Religion can play a big part in how we view suffering,
During my time as a chaplain at Hospice of the Foothills,
I spent time with a lot of people who were suffering.

I found that for many Roman Catholics, suffering was seen as one’s obligation as identifying with the suffering of Jesus.

I found that those who identified as Buddhists viewed suffering in a redemptive way, much like the Roman Catholics, but with a more practical outworking.

I found that for many Evangelicals suffering was a direct result of sin.
(Think Job and his friends and their defending the character of God while trying to understand Job’s plight and suffering.)

We know this: if you are human, you will suffer at some point.
As the comedian and devout Roman Catholic Stephen Colbert once said,
“It is a gift to exist, and with existence comes suffering.
There’s no escaping that.”

But this is not suffering for suffering’s sake.

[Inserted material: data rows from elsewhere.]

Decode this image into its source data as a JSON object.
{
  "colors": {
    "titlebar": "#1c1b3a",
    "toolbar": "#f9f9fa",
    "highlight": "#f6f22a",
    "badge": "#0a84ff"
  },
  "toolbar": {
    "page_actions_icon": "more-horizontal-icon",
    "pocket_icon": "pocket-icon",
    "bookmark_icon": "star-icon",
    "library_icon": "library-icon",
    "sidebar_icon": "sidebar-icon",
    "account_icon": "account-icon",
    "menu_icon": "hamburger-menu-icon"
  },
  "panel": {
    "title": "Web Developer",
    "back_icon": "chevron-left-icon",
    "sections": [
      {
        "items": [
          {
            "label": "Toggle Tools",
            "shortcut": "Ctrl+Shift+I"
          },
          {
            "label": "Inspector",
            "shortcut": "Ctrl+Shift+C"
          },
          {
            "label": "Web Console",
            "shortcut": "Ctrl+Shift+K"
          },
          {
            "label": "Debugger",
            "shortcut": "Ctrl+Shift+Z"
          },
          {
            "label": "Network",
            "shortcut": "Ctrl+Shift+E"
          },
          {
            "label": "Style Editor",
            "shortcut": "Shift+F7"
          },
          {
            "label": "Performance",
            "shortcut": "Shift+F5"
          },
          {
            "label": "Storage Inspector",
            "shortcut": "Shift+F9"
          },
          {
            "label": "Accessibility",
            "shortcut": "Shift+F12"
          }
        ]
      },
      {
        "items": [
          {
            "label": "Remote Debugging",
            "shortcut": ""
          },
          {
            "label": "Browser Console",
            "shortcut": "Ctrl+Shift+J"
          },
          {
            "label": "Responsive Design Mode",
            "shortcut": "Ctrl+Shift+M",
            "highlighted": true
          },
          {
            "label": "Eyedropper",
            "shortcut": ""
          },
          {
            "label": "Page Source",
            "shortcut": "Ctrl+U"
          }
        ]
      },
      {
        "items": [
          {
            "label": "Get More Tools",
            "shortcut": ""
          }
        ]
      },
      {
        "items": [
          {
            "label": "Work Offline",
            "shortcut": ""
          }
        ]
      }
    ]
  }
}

And, yes, suffering can be redemptive,
But that does not mean that the Universe is plotting against us.

And, yes, suffering can be a result of our actions and choices,
But, again looking at the story of Job (who was innocent) it may not be.
So how we know?

In a section of Psalm 73:16-17, I find a helpful realization and things like suffering and justice. The psalmist writes,

“But when I thought how to understand this,
it seemed to me a wearisome task,
until I went into the sanctuary of God;
then I perceived their end.”

We have to enter the holy places to understand this life.
And this understanding needs to be an integral part of our life map,
Otherwise life’s obstacles are going to throw us and communicate something about life that simply isn’t true.

In restating what I said at the beginning of my thoughts,
The more we can extract ourselves from our life map and insert God’s wisdom, the better.
Am I saying that our lives should lack personality?
Am I saying that we shouldn’t be actively involved in our lives?

What I saying is best summed up in the words from Galatians 2:20,

“I have been crucified with Christ and I no longer live, but Christ lives in me. The life I now live in the body, I live by faith in the Son of God, who loved me and gave himself for me.”

In this life of faith.
Let us have faith in the God who loves us so.
And let us be a people who love his Holy Scriptures,
So that we might understand this life better.